North Riding of Yorkshire
Not a Castle, of course, but one of Britain's foremost stately homes.
The house was built for Charles Howard, 3rd Earl of Carlisle, between 1699 and 1714 (although it wasn't finally completed until some years later). The village which once stood here having been moved to make way for the building work.
The main architect was Sir John Vanbrugh (see Vanbrugh Castle, Kent), astonishingly this was the first building Vanbrugh ever worked on. He was assisted by Sir Nicholas Hawksmoor, a pupil of Christopher Wren. The west wing was added last and is slightly larger than the east wing giving the Castle a slightly lopsided appearance. In recent years the dome was removed for refurbishment, but it was replaced again with great ceremony a few years ago - not long before our visit.
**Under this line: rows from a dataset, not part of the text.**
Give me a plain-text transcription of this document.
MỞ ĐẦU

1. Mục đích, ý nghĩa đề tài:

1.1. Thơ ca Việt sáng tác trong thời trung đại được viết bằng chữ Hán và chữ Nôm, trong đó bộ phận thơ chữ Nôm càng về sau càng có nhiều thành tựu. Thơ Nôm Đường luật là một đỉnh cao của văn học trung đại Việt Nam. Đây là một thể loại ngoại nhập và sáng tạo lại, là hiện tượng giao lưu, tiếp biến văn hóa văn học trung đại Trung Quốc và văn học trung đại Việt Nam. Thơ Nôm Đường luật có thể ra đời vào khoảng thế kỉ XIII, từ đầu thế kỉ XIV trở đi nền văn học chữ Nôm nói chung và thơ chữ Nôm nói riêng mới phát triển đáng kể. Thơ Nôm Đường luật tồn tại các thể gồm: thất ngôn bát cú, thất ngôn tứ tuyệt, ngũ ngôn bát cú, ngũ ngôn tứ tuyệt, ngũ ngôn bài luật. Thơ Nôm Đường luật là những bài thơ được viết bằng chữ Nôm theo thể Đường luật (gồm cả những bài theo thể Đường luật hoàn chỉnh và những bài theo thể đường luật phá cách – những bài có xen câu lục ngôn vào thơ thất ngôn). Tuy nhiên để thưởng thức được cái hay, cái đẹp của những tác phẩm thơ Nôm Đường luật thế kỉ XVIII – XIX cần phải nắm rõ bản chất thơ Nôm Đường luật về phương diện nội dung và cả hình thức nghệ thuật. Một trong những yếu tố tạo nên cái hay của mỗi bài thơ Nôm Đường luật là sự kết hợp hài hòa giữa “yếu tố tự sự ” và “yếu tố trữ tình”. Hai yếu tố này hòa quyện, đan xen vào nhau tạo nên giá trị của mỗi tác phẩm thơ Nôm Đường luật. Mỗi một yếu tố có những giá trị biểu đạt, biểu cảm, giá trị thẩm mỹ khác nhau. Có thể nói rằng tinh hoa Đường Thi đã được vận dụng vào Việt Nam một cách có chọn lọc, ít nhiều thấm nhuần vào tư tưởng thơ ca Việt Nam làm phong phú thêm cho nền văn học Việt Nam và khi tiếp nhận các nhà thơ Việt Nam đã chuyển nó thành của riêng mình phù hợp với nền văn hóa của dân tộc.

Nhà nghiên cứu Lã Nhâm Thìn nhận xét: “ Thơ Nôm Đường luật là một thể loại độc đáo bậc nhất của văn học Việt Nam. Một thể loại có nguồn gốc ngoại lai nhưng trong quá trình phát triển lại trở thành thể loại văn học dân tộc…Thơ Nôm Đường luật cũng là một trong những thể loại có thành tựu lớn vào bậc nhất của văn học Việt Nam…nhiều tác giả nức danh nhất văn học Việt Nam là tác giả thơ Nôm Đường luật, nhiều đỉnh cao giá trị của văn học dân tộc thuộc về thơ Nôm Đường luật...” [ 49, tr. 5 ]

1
The interiors are magnificent and contain many treasured works of art; including that portrait of Henry VIII by Hans Holbein. The parkland, designed in part by the inevitable Capability Brown, are a wonder to behold with several large follies by Vanbrugh and Hawksmoor and famous fountains such as the Atlas Fountain (pictured above).
The TV Series "Brideshead Revisited" turned Castle Howard into one of the 'superstar' buildings of Britain.
Castle Howard is open to the public during the summer months - set aside the best part of a day for your visit.